Bill Foster appears in media set in the Marvel Cinematic Universe (MCU), primarily portrayed by Laurence Fishburne, while his son Langston portrays him in flashbacks. This version is a former member of S.H.I.E.L.D., Hank Pym's assistant on "Project Goliath", and Ava Starr's surrogate father after Elihas Starr's death.
- Introduced in the live-action film Ant-Man and the Wasp, Foster teaches quantum physics at UC Berkeley when he encounters Pym, Scott Lang, and Hope van Dyne. After Ava captures them, Foster explains his intent to cure Ava of her quantum instability by obtaining energy from the Quantum Realm. After Pym, Lang, and Hope escape, Foster and Ava steal Pym's lab, but their former captives retake it.
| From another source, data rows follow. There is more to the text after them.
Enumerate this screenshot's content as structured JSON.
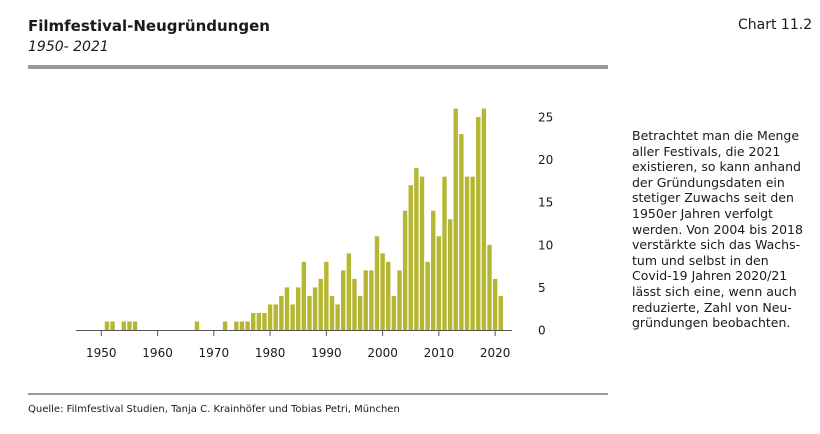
{
  "header": {
    "title": "Filmfestival-Neugründungen",
    "subtitle": "1950- 2021",
    "chart_number": "Chart 11.2"
  },
  "description": "Betrachtet man die Menge\naller Festivals, die 2021\nexistieren, so kann anhand\nder Gründungsdaten ein\nstetiger Zuwachs seit den\n1950er Jahren verfolgt\nwerden. Von 2004 bis 2018\nverstärkte sich das Wachs-\ntum und selbst in den\nCovid-19 Jahren 2020/21\nlässt sich eine, wenn auch\nreduzierte, Zahl von Neu-\ngründungen beobachten.",
  "source": "Quelle: Filmfestival Studien, Tanja C. Krainhöfer und Tobias Petri, München",
  "colors": {
    "bar": "#b5b631",
    "axis": "#555555",
    "rule": "#9a9a9a"
  },
  "chart_data": {
    "type": "bar",
    "title": "Filmfestival-Neugründungen",
    "x": [
      1948,
      1949,
      1950,
      1951,
      1952,
      1953,
      1954,
      1955,
      1956,
      1957,
      1958,
      1959,
      1960,
      1961,
      1962,
      1963,
      1964,
      1965,
      1966,
      1967,
      1968,
      1969,
      1970,
      1971,
      1972,
      1973,
      1974,
      1975,
      1976,
      1977,
      1978,
      1979,
      1980,
      1981,
      1982,
      1983,
      1984,
      1985,
      1986,
      1987,
      1988,
      1989,
      1990,
      1991,
      1992,
      1993,
      1994,
      1995,
      1996,
      1997,
      1998,
      1999,
      2000,
      2001,
      2002,
      2003,
      2004,
      2005,
      2006,
      2007,
      2008,
      2009,
      2010,
      2011,
      2012,
      2013,
      2014,
      2015,
      2016,
      2017,
      2018,
      2019,
      2020,
      2021
    ],
    "values": [
      0,
      0,
      0,
      1,
      1,
      0,
      1,
      1,
      1,
      0,
      0,
      0,
      0,
      0,
      0,
      0,
      0,
      0,
      0,
      1,
      0,
      0,
      0,
      0,
      1,
      0,
      1,
      1,
      1,
      2,
      2,
      2,
      3,
      3,
      4,
      5,
      3,
      5,
      8,
      4,
      5,
      6,
      8,
      4,
      3,
      7,
      9,
      6,
      4,
      7,
      7,
      11,
      9,
      8,
      4,
      7,
      14,
      17,
      19,
      18,
      8,
      14,
      11,
      18,
      13,
      26,
      23,
      18,
      18,
      25,
      26,
      10,
      6,
      4
    ],
    "xticks": [
      1950,
      1960,
      1970,
      1980,
      1990,
      2000,
      2010,
      2020
    ],
    "yticks": [
      0,
      5,
      10,
      15,
      20,
      25
    ],
    "xlim": [
      1945.5,
      2023
    ],
    "ylim": [
      0,
      27
    ],
    "xlabel": "",
    "ylabel": "",
    "y_axis_position": "right",
    "grid": false,
    "legend": "none"
  }
}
After Janet van Dyne stabilizes Ava, Foster goes on the run with the latter.
- Alternate reality variants of Foster who became Goliath appears in the Disney+ animated series What If...?, voiced by Fishburne.

===Television===
Bill Foster appears in the Moon Girl and Devil Dinosaur episode "Devil on Her Shoulder", voiced again by Laurence Fishburne.

===Video games===
- Bill Foster as Goliath appears as a boss in Marvel: Ultimate Alliance 2, voiced by Emerson Brooks.
- Bill Foster as Goliath appears as a playable character in Marvel Super Hero Squad Online.
- Bill Foster as Black Goliath appears as a playable character in Lego Marvel's Avengers, voiced by James C. Mathis III.

===Miscellaneous===
Bill Foster appears in The Avengers: United They Stand #1.